See, I graduated high school in a small commuter town, where everyone lived 'cause you could walk to the train station. Graduated high school with a couple kids I started in the nursery school for 2 year olds!... on the other hand, I was always taking the train to "the city" (new york snob here, I think you know by now ;) ) . my parents trusted me or something, the weirdos.

and this:
I tend to short circuit that process by plonking myself in with whomever I've targeted as being someone interesting / someone *I* want to get to know better,
definitely applies to me. I'd chat with all kinds of oddballs :) waiting for a subway, whatever. If they want to talk cool, if not cool.

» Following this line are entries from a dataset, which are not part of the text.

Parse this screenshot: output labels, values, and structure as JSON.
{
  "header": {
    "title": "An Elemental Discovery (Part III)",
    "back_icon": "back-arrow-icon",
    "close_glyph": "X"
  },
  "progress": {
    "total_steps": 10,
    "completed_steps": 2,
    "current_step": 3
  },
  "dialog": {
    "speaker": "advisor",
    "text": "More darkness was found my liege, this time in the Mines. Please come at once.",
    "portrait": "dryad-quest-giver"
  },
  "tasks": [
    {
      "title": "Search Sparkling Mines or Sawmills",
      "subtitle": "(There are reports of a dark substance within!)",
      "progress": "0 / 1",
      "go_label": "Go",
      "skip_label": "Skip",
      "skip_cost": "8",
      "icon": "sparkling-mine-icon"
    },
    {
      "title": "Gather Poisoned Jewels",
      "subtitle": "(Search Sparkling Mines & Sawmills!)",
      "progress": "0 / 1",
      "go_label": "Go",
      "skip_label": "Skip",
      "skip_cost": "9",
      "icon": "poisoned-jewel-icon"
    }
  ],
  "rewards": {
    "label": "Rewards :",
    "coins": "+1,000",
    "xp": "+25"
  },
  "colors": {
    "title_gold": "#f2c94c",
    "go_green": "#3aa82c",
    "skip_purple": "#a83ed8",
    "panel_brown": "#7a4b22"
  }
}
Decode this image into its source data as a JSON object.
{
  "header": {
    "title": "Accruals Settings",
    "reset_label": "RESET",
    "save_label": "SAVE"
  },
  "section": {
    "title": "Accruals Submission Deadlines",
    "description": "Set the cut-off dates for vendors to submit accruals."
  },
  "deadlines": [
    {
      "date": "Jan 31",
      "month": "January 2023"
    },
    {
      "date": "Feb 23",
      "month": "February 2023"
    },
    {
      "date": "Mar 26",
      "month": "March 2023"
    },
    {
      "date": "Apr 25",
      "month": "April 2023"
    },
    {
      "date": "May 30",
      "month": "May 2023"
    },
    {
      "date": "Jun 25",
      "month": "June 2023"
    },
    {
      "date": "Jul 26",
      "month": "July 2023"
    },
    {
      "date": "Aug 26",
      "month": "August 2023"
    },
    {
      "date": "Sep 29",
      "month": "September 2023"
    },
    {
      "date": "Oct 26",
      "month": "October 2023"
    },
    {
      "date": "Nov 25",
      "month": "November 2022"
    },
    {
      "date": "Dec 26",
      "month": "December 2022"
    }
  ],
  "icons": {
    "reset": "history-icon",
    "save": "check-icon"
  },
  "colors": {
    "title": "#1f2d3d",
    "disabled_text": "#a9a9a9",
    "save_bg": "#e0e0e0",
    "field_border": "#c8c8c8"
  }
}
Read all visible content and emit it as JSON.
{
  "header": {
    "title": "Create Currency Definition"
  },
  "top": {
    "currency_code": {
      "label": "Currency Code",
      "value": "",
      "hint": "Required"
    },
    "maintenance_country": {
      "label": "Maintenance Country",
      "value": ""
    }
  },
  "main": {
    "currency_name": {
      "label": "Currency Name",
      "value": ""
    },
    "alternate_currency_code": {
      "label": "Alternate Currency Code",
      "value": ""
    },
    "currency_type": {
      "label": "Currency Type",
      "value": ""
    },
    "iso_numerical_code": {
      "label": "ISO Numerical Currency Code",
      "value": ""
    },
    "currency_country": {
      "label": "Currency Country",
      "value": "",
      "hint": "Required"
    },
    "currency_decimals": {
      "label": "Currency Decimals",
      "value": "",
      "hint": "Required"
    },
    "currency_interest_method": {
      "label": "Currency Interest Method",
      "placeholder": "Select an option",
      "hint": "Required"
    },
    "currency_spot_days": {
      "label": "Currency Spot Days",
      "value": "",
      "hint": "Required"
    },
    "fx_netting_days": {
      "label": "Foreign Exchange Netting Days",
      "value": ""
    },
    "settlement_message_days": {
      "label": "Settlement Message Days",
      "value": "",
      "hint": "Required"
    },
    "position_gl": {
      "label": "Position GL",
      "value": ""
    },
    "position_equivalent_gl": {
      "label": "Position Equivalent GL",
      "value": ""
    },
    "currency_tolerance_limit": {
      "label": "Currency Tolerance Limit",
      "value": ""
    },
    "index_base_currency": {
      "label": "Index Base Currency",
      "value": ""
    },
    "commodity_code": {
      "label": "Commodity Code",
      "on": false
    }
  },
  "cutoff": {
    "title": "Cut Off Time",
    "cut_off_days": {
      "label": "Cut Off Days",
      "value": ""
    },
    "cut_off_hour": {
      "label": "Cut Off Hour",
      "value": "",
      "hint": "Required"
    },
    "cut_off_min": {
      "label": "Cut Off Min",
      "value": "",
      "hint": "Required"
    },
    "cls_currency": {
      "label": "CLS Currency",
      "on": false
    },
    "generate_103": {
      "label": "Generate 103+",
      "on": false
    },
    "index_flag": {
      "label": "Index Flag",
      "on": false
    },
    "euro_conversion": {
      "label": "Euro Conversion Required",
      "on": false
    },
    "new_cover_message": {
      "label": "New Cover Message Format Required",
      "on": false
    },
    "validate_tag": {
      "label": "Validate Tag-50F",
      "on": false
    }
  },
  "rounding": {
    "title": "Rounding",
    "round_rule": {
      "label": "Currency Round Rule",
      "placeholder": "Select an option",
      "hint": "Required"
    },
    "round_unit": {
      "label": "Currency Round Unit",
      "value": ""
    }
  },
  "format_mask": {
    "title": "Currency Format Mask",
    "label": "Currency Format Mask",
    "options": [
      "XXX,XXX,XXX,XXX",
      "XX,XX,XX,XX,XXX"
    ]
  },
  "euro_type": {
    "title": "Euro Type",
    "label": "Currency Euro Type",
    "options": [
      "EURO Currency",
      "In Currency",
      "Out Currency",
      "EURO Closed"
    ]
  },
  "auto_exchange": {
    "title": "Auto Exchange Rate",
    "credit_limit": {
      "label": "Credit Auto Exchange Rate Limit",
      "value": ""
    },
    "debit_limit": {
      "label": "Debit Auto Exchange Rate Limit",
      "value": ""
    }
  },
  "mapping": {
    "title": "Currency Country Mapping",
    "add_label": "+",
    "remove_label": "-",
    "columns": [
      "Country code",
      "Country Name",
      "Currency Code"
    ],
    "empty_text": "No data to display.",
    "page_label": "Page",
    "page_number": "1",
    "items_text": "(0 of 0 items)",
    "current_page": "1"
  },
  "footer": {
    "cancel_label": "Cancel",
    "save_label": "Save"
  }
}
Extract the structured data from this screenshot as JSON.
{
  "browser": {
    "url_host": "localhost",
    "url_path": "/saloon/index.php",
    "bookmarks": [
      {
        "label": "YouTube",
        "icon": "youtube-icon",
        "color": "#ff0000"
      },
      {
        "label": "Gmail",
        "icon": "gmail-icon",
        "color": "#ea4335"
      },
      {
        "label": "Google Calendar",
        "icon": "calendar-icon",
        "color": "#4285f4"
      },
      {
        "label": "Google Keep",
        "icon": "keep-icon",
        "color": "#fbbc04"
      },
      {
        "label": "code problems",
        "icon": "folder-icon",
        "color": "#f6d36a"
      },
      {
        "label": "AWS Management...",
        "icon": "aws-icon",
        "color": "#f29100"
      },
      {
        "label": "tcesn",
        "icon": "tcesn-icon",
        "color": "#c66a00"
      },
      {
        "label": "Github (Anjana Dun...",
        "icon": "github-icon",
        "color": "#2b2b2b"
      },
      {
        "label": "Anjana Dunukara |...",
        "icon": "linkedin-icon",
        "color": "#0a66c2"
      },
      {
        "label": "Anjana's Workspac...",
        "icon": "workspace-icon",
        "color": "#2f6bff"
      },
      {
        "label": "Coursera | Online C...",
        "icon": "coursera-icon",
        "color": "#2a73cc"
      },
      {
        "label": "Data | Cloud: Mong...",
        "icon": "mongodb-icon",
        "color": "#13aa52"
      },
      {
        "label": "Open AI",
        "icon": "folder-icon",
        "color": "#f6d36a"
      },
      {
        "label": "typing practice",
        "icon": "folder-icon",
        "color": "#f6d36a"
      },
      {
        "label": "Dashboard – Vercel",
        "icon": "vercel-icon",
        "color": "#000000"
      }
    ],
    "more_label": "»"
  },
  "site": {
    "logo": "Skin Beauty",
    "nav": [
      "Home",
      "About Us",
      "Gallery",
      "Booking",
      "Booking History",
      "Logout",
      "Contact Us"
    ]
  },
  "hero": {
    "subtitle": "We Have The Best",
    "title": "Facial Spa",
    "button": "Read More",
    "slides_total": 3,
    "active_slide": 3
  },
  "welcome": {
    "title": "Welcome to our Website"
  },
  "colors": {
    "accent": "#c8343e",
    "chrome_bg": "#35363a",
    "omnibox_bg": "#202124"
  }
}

The only exception is, morning commute. You never look anyone in the eye when everyone pretends that you aren't being held upright and in physical contact with at least 10 strangers, ick. Other than that I love being around all the people. And so much to see just walking down a short block. Good for OBSERVERS. (See how I just got on topic again? Subtle.) Great for writers. I delude myself, thinking that if I was in the city again I would be able to write again.:unsure:

apologies for going far afield in this thread .... but perhaps... Well, there may be a lesson. I've won but then lost many friends. I now have about two friends and even those are hard-won, and I rarely even talk to them. The person I'm closest to in the world is my therapist. So it's been really good for me, in some ways, to re-learn how to communicate with other people. Maybe, @Will86 , you will do much better, armed with some knowledge and insight from this huge group of people.
 
As a young person, I'm still learning how life and people function, I came up to realize long ago that I...
No not at all, you are totally right. To discuss the problems of one another does not mean we are a psychologist , it means we care. It is beautiful to experience that caring.
 
it does seem to be a pattern that most people are self centered, or they have never been raised to have concern for other people. if they feel like you're the person they can go to with their problems -- congratulations, it means you come across as a warm caring person! don't stop being that person just because most people aren't that way back to you, if that makes sense. there ARE other people like you out there! keep testing the water and seeing if you can open up to people as you go through life (use your judgement, of course) and eventually you'll know who the reliable ones are.

for people like us, our problems tend to be less superficial than other people's and that can make it hard to know how to talk about them. I'm 38 and I still struggle with this. while other people are sharing their funny childhood stories, i'm just sitting there silent because i don't have any of those. i definitely understand how hard it can be.
 
if they feel like you're the person they can go to with their problems -- congratulations, it means you come across as a warm caring person! don't stop being that person just because most people aren't that way back to you,
My mother is an absolute magnet for people who zoom in and burden her with problems... She listens carefully and spends time communicating with people - who never reciprocate. Or, she never speaks of her burdens. I wish I could make her change this behavior - because she takes on so much - after ignoring her own feelings and listening to and helping others, she becomes despondent.


I'm not saying that anyone should stop being caring! It's just that she spends so much time and energy, caring for others, that she has nothing left to take care of *herself*.